Over the last 10 years in Canada, agriculture and agri-food exports have grown by 77%, from $31 billion to over $56 billion – boosting farm cash receipts by 46% over the same period.
We’ve done this because we are globally competitive. An ambitious TPP deal could enable even more growth, along with the jobs that come with it.
Without a good TPP deal, farmers and processors in Canada will be disadvantaged relative to those in Australia or the US. Why should Canadians accept this?
For Canadian barley farmers and value-added processors the TPP could increase exports by 150,000 tonnes worth $80 million. More export opportunities for pork and beef would also significantly increase demand for feed barley.
For wheat, not being part of the agreement would put at risk 1.5 to 2 million tonnes of premium exports to Japan. If Canada is not a founding member of the TPP, Canadian wheat farmers would cede growing premium markets in the Asia Pacific region to our competitors.
For canola, eliminating tariffs through the TPP would boost exports of value-added oil and meal by 1 million tonnes, worth $780 million. A TPP with Canada on the outside would hamper the competitiveness of 43,000 canola farmers and the entire value chain – putting at risk our longstanding $1.2 billion annual exports to Japan.
Last year, Canada exported over $2.3 billion worth of grains, oilseeds, pulses, and special crops to Japan, Malaysia and Singapore. These sales, along with the jobs and opportunity they create, could disappear without securing a plurilateral TPP agreement, or worse, if Canada is left behind.
With the TPP the Canadian beef sector could double or triple its current $100 million in exports to Japan as well as lock in access to developing markets like Vietnam that will be of growing importance in the future. As a founding member of TPP, Canada can set the terms of entry for future members – such as seeking the acceleration of tariff elimination in our existing agreement with Korea.
A TPP with Canada on the outside would place at risk $1 billion of current meat exports, and see a rapid decline of up to forty percent in the volume of pork exports to Japan, a market where the value of Canadian pork is much higher than most other markets. This would place over four thousand jobs in jeopardy.
For Canada’s refined sugar and sugar-containing products sector, the TPP is the only opportunity to address unfinished business in the NAFTA. A successful TPP could fix the $120 million annual loss in access to the US market that came from the NAFTA and WTO, supporting investment and exports from Canada’s $18 billion sugar-using food processing sector.
With over hundreds of thousands of Canadian agri-food jobs tied to export markets, it’s clear that a successful TPP is critical to all Canadians.

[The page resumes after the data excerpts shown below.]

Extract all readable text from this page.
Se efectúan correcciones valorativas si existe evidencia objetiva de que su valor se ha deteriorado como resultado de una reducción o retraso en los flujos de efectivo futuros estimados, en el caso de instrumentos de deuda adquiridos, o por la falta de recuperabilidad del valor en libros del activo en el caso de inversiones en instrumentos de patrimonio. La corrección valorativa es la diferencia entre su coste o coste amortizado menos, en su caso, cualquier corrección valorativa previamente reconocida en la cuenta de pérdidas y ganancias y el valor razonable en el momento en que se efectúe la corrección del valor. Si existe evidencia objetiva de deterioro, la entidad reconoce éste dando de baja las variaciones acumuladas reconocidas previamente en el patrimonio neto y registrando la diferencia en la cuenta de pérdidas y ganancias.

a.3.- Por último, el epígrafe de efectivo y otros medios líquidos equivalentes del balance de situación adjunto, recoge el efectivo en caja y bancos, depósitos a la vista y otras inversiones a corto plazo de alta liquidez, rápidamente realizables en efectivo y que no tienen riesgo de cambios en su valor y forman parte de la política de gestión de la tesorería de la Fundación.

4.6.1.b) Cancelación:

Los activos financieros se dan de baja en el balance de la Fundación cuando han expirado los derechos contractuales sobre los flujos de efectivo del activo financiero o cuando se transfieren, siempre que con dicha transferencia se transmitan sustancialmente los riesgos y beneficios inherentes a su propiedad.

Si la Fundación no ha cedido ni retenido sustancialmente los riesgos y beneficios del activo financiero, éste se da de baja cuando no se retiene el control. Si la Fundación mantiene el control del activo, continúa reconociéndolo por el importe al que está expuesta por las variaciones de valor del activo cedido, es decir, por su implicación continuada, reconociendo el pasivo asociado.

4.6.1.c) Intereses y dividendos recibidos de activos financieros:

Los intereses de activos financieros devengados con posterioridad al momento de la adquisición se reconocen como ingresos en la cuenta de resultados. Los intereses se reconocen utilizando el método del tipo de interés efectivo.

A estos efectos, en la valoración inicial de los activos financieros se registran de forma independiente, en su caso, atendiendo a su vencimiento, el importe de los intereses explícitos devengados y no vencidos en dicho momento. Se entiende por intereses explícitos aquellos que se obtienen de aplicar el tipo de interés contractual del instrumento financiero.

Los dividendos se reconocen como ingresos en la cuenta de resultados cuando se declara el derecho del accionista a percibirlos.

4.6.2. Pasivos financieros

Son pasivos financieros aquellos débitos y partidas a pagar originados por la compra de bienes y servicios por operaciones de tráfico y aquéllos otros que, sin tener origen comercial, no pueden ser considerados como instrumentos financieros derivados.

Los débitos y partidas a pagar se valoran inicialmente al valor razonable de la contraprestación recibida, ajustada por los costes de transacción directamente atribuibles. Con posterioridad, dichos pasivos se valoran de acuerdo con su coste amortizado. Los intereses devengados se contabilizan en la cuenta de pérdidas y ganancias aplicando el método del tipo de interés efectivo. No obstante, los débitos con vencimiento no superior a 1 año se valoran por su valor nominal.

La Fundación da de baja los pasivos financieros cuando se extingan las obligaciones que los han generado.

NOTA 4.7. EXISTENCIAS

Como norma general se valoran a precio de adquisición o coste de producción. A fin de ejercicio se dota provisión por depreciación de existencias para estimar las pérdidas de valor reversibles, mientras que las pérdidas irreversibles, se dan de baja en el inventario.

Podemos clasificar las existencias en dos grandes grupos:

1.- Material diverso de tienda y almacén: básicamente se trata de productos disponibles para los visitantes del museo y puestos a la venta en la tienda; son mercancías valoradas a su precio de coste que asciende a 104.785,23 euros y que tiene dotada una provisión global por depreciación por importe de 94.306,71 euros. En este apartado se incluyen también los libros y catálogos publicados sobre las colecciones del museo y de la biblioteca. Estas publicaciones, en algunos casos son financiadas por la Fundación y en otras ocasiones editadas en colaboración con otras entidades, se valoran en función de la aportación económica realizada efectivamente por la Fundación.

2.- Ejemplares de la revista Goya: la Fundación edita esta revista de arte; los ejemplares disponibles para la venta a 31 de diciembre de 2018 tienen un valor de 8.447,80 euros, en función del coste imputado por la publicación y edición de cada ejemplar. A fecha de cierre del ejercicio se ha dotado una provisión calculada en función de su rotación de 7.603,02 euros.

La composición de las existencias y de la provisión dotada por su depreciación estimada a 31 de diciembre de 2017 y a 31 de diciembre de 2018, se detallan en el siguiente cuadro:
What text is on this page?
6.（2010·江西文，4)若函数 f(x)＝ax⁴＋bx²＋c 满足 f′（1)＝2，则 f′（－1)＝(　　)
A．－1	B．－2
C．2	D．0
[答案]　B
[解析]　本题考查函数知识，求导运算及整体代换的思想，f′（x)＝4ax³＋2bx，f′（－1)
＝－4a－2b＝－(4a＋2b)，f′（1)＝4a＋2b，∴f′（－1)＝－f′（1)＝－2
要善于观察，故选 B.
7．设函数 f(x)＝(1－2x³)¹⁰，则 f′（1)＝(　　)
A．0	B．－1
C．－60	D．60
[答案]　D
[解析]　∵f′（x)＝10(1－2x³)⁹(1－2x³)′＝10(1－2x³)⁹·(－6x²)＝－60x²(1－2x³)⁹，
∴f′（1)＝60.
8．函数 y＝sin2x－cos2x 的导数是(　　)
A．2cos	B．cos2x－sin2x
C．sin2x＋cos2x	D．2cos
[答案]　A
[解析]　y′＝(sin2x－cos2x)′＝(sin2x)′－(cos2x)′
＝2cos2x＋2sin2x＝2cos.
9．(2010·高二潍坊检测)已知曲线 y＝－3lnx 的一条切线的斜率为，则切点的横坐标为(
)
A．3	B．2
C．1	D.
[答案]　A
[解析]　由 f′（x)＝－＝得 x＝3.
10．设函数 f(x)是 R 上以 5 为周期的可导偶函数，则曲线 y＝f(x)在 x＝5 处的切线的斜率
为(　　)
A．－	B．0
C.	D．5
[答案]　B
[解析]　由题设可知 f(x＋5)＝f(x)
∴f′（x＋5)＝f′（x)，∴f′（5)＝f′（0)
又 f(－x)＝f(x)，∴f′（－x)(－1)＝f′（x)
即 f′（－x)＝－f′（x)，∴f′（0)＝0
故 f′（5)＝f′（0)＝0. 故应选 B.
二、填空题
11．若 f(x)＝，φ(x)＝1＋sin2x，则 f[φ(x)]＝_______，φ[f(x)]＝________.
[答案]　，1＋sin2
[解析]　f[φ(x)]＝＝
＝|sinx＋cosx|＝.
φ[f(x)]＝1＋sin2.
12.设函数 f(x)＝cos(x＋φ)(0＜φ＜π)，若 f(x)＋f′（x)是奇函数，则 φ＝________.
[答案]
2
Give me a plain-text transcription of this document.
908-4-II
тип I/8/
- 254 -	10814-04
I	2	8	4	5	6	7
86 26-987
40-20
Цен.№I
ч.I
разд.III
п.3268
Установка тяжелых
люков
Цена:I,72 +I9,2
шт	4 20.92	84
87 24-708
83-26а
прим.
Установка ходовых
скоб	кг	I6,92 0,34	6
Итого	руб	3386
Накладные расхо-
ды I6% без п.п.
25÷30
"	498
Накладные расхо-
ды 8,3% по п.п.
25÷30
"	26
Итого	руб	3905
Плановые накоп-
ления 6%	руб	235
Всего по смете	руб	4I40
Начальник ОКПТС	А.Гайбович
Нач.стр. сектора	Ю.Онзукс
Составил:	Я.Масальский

Not just to maintain what we have now, but to allow continued growth in exports, jobs and prosperous communities.
The question is, who is thinking about where our future growth will come from and making sure that the TPP will deliver for Canadian exporters?
Let’s hope that all political leaders recognize the importance of the TPP for Canadian exporters and support a deal that enables our economy to continue growing.
Brian Innes is the President of the Canadian Agri-Food Trade Alliance.